Exercise caution when administering HEPARIN SODIUM INJECTION to a nursing
mother [see Pediatric Use].
Pediatric Use
There are no adequate and well controlled studies on
heparin use in pediatric patients. Pediatric dosing recommendations are based
on clinical experience [see DOSAGE AND ADMINISTRATION].
Carefully examine all HEPARIN SODIUM INJECTION vials to
confirm choice of the correct strength prior to administration of the drug.

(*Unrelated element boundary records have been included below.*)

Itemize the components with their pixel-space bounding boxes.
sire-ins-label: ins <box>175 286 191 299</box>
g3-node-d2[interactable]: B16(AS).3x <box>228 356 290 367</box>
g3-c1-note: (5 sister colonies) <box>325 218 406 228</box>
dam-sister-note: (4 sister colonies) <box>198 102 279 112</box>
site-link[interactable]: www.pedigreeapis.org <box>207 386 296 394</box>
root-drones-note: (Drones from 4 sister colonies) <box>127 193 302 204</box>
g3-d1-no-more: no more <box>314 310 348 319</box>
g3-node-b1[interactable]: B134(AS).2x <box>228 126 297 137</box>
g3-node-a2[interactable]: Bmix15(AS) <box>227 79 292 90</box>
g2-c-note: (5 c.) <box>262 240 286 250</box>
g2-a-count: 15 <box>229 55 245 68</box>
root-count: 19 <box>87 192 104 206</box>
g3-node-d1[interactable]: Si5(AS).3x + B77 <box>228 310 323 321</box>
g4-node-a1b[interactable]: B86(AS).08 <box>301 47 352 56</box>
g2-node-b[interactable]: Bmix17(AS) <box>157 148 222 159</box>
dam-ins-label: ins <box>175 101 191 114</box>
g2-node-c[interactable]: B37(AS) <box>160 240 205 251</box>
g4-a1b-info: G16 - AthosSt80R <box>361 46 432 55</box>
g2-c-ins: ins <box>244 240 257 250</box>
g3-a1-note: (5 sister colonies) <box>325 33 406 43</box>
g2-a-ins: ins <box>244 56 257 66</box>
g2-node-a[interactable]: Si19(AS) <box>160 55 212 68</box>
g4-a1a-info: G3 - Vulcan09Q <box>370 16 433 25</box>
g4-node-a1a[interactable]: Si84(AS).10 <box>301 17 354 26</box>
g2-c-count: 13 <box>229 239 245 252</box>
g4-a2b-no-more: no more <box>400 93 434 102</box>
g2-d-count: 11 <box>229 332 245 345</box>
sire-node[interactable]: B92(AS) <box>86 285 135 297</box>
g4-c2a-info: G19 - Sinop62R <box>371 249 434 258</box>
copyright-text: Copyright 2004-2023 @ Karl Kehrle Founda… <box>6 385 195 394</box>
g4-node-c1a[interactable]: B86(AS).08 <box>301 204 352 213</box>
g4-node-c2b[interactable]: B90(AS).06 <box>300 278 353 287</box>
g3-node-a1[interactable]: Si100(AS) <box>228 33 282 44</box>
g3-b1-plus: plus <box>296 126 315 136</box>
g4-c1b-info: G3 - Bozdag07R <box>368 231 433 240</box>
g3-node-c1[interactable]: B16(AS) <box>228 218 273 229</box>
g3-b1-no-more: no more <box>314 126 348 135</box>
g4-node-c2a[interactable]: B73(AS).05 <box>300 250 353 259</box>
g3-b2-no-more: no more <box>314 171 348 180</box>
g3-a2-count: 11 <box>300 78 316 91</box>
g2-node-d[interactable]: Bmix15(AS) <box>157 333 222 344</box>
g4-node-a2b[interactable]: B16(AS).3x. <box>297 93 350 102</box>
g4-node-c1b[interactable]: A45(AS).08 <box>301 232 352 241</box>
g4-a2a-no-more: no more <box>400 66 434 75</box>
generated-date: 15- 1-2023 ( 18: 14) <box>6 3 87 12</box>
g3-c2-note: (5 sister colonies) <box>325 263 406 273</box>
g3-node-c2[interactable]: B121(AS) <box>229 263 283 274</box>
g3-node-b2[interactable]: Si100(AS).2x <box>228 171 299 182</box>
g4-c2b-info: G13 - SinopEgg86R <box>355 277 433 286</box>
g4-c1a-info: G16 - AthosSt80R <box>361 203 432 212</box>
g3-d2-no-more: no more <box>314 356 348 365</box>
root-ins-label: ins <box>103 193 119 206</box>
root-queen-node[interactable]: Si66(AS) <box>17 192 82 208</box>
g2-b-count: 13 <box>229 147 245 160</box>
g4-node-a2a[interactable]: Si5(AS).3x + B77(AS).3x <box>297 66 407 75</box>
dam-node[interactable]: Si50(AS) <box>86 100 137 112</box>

Pediatric patients, including neonates, have died as a result of medication
errors in which HEPARIN SODIUM INJECTION vials have been confused with
”catheter lock flush” vials [see WARNINGS AND PRECAUTIONS].
Benzyl Alcohol Toxicity
Use preservative-free HEPARIN SODIUM INJECTION in
neonates and infants. The preservative benzyl alcohol has been associated with
serious adverse events and death in pediatric patients. The ”gasping
syndrome” (characterized by central nervous system depression, metabolic
acidosis, gasping respirations, and high levels of benzyl alcohol and its
metabolites found in the blood and urine) has been associated with benzyl
alcohol dosages > 99 mg/kg/day in neonates and low-birth weight infants. Additional
symptoms may include gradual neurological deterioration, seizures, intracranial
hemorrhage, hematologic abnormalities, skin breakdown, hepatic and renal
failure, hypotension, bradycardia, and cardiovascular collapse.
Although normal therapeutic doses of this product deliver
amounts of benzyl alcohol that are substantially lower than those reported in
association with the ”gasping syndrome”, the minimum amount of benzyl
alcohol at which toxicity may occur is not known. Premature and low-birth
weight infants may be more likely to develop toxicity. Practitioners
administering this and other medications containing benzyl alcohol should
consider the combined daily metabolic load of benzyl alcohol from all credits.
Geriatric Use
There are limited adequate and well-controlled studies in
patients 65 years and older, however a higher incidence of bleeding has been
reported in patients over 60 years of age, especially women [see WARNINGS
AND PRECAUTIONS]. Lower doses of heparin may be indicated in these
patients [see CLINICAL PHARMACOLOGY].